6.  AN EXPLANATION OF HOW the McKee FLUIDIZED GLAZING & CLADDING  SYSTEM WORKS,

With reference to Figure 3  ; The basic Power / Energy flow diagram.
It should be noted that Figure 3  is not a fluid flow diagram, its purpose is to show the directional flow of power / energy amongst the various subsystems i.e. the facades and the ambient, the cool & warm energy stores, and the building interior, the room.
For the explanation it is assumed that the system has been and is in an ongoing working situation in June.

1  During the night the valve Vf has been switched to the cool store Msc and Va to A, the stores and the fluid distribution valves all to position B, all facades together and  to  the heat exchanger Hxfs.
Thus energy has been extracted from the cool store Msc resulting in its temperature falling to Tsc (min) normally to less than 12 C

2  If during the night the room temperature Tr required to be maintained at TR (21C) the valve Vr would have been set to B and energy from the Warm store Msw would be transferred via Vfr to the heat exchanger HXr in the room. Thus maintaining Tr and reducing the temperature, Tsw,  of Msw .

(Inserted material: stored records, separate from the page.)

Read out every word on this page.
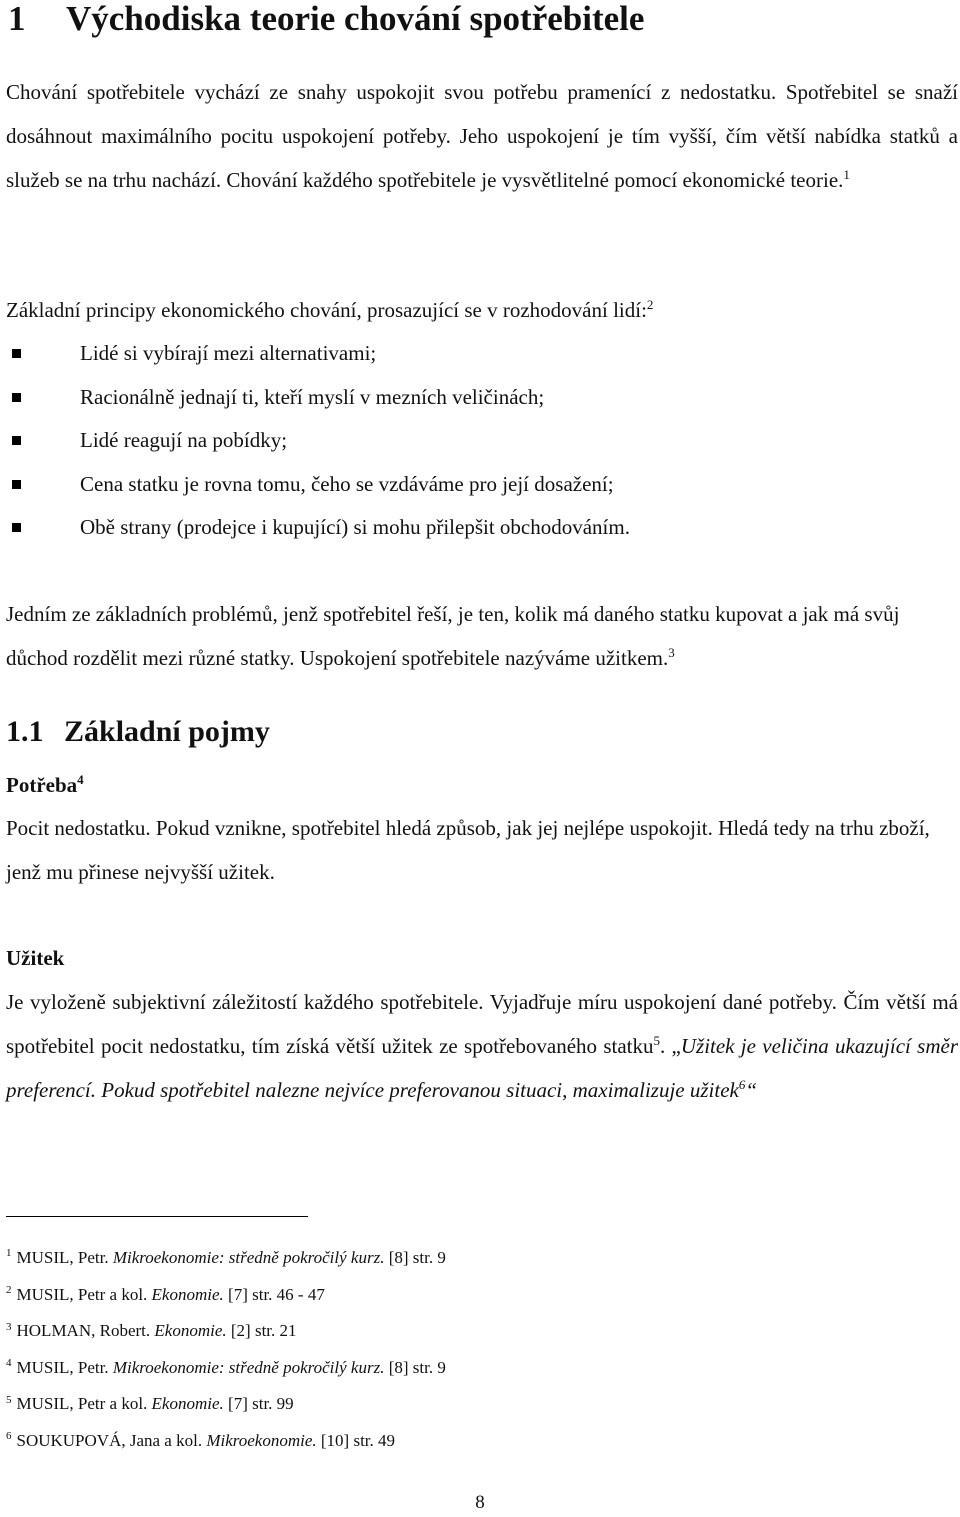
1 Východiska teorie chování spotřebitele

Chování spotřebitele vychází ze snahy uspokojit svou potřebu pramenící z nedostatku. Spotřebitel se snaží dosáhnout maximálního pocitu uspokojení potřeby. Jeho uspokojení je tím vyšší, čím větší nabídka statků a služeb se na trhu nachází. Chování každého spotřebitele je vysvětlitelné pomocí ekonomické teorie.$^1$

Základní principy ekonomického chování, prosazující se v rozhodování lidí:$^2$

Lidé si vybírají mezi alternativami;
Racionálně jednají ti, kteří myslí v mezních veličinách;
Lidé reagují na pobídky;
Cena statku je rovna tomu, čeho se vzdáváme pro její dosažení;
Obě strany (prodejce i kupující) si mohu přilepšit obchodováním.

Jedním ze základních problémů, jenž spotřebitel řeší, je ten, kolik má daného statku kupovat a jak má svůj důchod rozdělit mezi různé statky. Uspokojení spotřebitele nazýváme užitkem.$^3$

1.1 Základní pojmy
Potřeba$^4$

Pocit nedostatku. Pokud vznikne, spotřebitel hledá způsob, jak jej nejlépe uspokojit. Hledá tedy na trhu zboží, jenž mu přinese nejvyšší užitek.

Užitek

Je vyloženě subjektivní záležitostí každého spotřebitele. Vyjadřuje míru uspokojení dané potřeby. Čím větší má spotřebitel pocit nedostatku, tím získá větší užitek ze spotřebovaného statku$^5$. „Užitek je veličina ukazující směr preferencí. Pokud spotřebitel nalezne nejvíce preferovanou situaci, maximalizuje užitek$^6$“

$^1$ MUSIL, Petr. Mikroekonomie: středně pokročilý kurz. [8] str. 9
$^2$ MUSIL, Petr a kol. Ekonomie. [7] str. 46 - 47
$^3$ HOLMAN, Robert. Ekonomie. [2] str. 21
$^4$ MUSIL, Petr. Mikroekonomie: středně pokročilý kurz. [8] str. 9
$^5$ MUSIL, Petr a kol. Ekonomie. [7] str. 99
$^6$ SOUKUPOVÁ, Jana a kol. Mikroekonomie. [10] str. 49
8
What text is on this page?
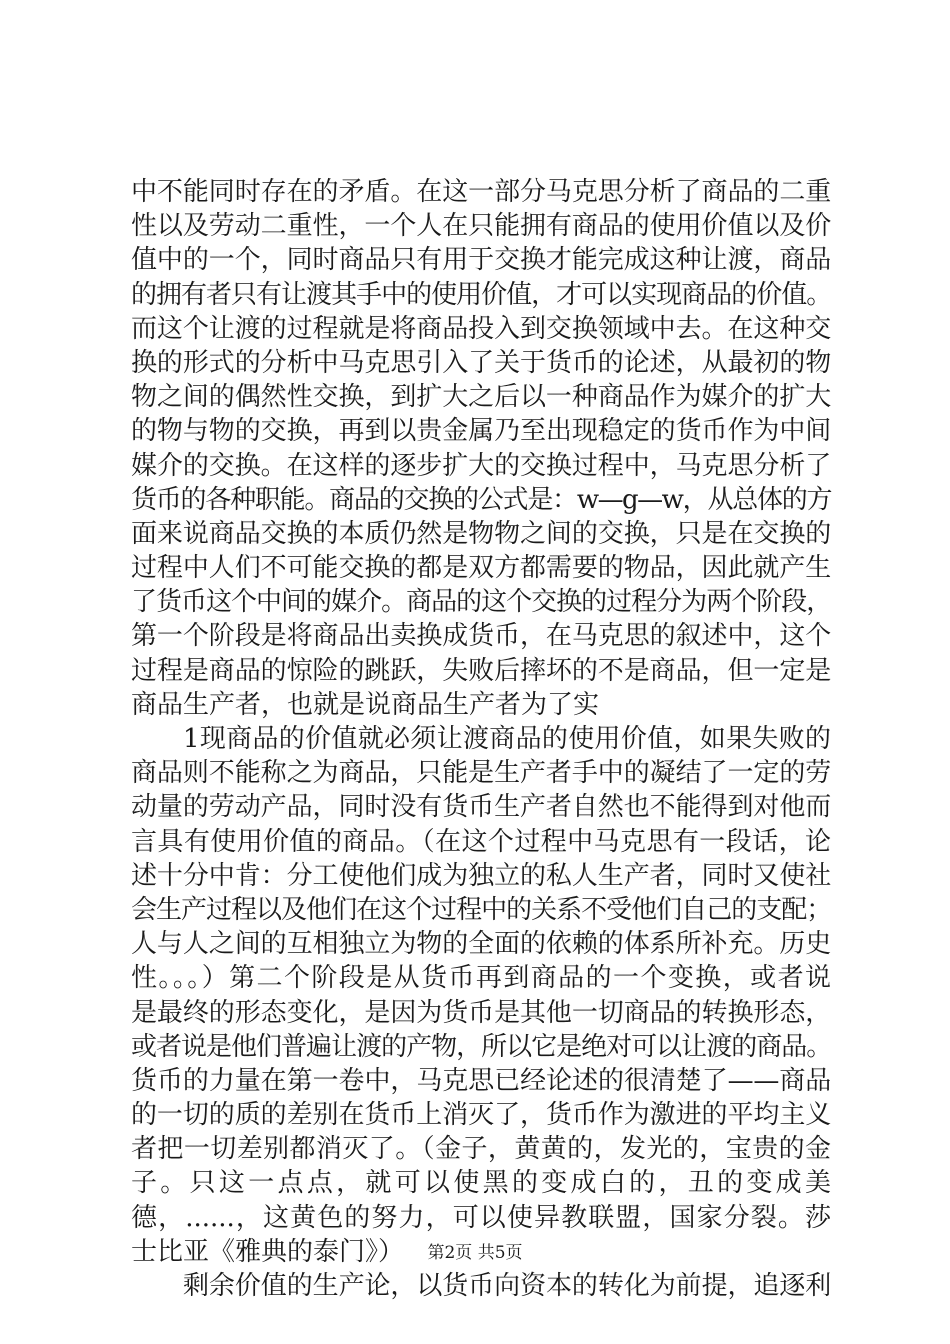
中不能同时存在的矛盾。在这一部分马克思分析了商品的二重
性以及劳动二重性，一个人在只能拥有商品的使用价值以及价
值中的一个，同时商品只有用于交换才能完成这种让渡，商品
的拥有者只有让渡其手中的使用价值，才可以实现商品的价值。
而这个让渡的过程就是将商品投入到交换领域中去。在这种交
换的形式的分析中马克思引入了关于货币的论述，从最初的物
物之间的偶然性交换，到扩大之后以一种商品作为媒介的扩大
的物与物的交换，再到以贵金属乃至出现稳定的货币作为中间
媒介的交换。在这样的逐步扩大的交换过程中，马克思分析了
货币的各种职能。商品的交换的公式是：w—g—w，从总体的方
面来说商品交换的本质仍然是物物之间的交换，只是在交换的
过程中人们不可能交换的都是双方都需要的物品，因此就产生
了货币这个中间的媒介。商品的这个交换的过程分为两个阶段，
第一个阶段是将商品出卖换成货币，在马克思的叙述中，这个
过程是商品的惊险的跳跃，失败后摔坏的不是商品，但一定是
商品生产者，也就是说商品生产者为了实
1现商品的价值就必须让渡商品的使用价值，如果失败的
商品则不能称之为商品，只能是生产者手中的凝结了一定的劳
动量的劳动产品，同时没有货币生产者自然也不能得到对他而
言具有使用价值的商品。（在这个过程中马克思有一段话，论
述十分中肯：分工使他们成为独立的私人生产者，同时又使社
会生产过程以及他们在这个过程中的关系不受他们自己的支配；
人与人之间的互相独立为物的全面的依赖的体系所补充。历史
性。。。）第二个阶段是从货币再到商品的一个变换，或者说
是最终的形态变化，是因为货币是其他一切商品的转换形态，
或者说是他们普遍让渡的产物，所以它是绝对可以让渡的商品。
货币的力量在第一卷中，马克思已经论述的很清楚了——商品
的一切的质的差别在货币上消灭了，货币作为激进的平均主义
者把一切差别都消灭了。（金子，黄黄的，发光的，宝贵的金
子。只这一点点，就可以使黑的变成白的，丑的变成美
德，......，这黄色的努力，可以使异教联盟，国家分裂。莎
士比亚《雅典的泰门》）
剩余价值的生产论，以货币向资本的转化为前提，追逐利
第2页 共5页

Or of course if Tr had been too high the valve Vr would be set to A and energy transferred from the room via HXr, Msc to the facades and ambient.

3  After sun rise and of course if conditions are appropriate i.e. increasing facade fluid temperature, the most suitable facades are switched to Hxfs  so that cooling of the cool store may continue .  The remaining facades switched to Hxfr and to transfer energy to the warm store Msw  and /or the room heat exchanger (if required).

Once the energy of the warm store has been replenished the FDV's are set to A (energy is not being transferred to Hxfs or Hxfr) thus mixing the fluids of the facades  DISSIPATE any further absorption of solar energy over the total facade area. (maximum facade fluid temperature in this mode will not be more than about 4 deg. C above ambient temperature ; normally well below human blood temperature)

4  By switching the valve Vr to the cool store Msc  and to the room heat exchanger Hxr any internal energy within the building i.e. solar gain plus energy from people & equipment may be transferred from the room via the heat exchanger HXr to the energy store Msc which is at a considerably lower temperature than Tr the room temperature. Thus during the day the temperature of the cool Store Msc will gradually rise, the rate of rise being determined by the heat capacity of Msc and the rate of energy input to it from the room.

Thus the temperature of the room may be kept very close to the desired temperature TR (21deg.C)

5  During the late afternoon the temperature Tsc of the cool store Msc will approach TR as the internal energy of the building is transferred to Msc. Whenever the appropriate conditions prevail the valve Vf maybe switched to B, Va to B and or some or all  FDV  to HXfs.

Of course, if required Vr may still be switched to A thus continuing to cool the room via HXr.

6  If the room temperature tends to fall then water flow to HXr may be stopped or Valve Vr may be switched to B to transfer energy from the warm store Msw to the room.

7  When the temperature  Tsc of the cool store Msc has reached its minimum allowed the flow Ffs and the solar fluid flow to the facades  may be stopped.

8  To cope with extreme conditions the heat pump HP may be used to actively cool the cool store Msc and to pump the heat into the warm store Msw or to the facades via appropriate heat exchangers,  such a heat pump would be working at a high coefficient of performance (CoP) and therefore the electrical input to it will be relatively small.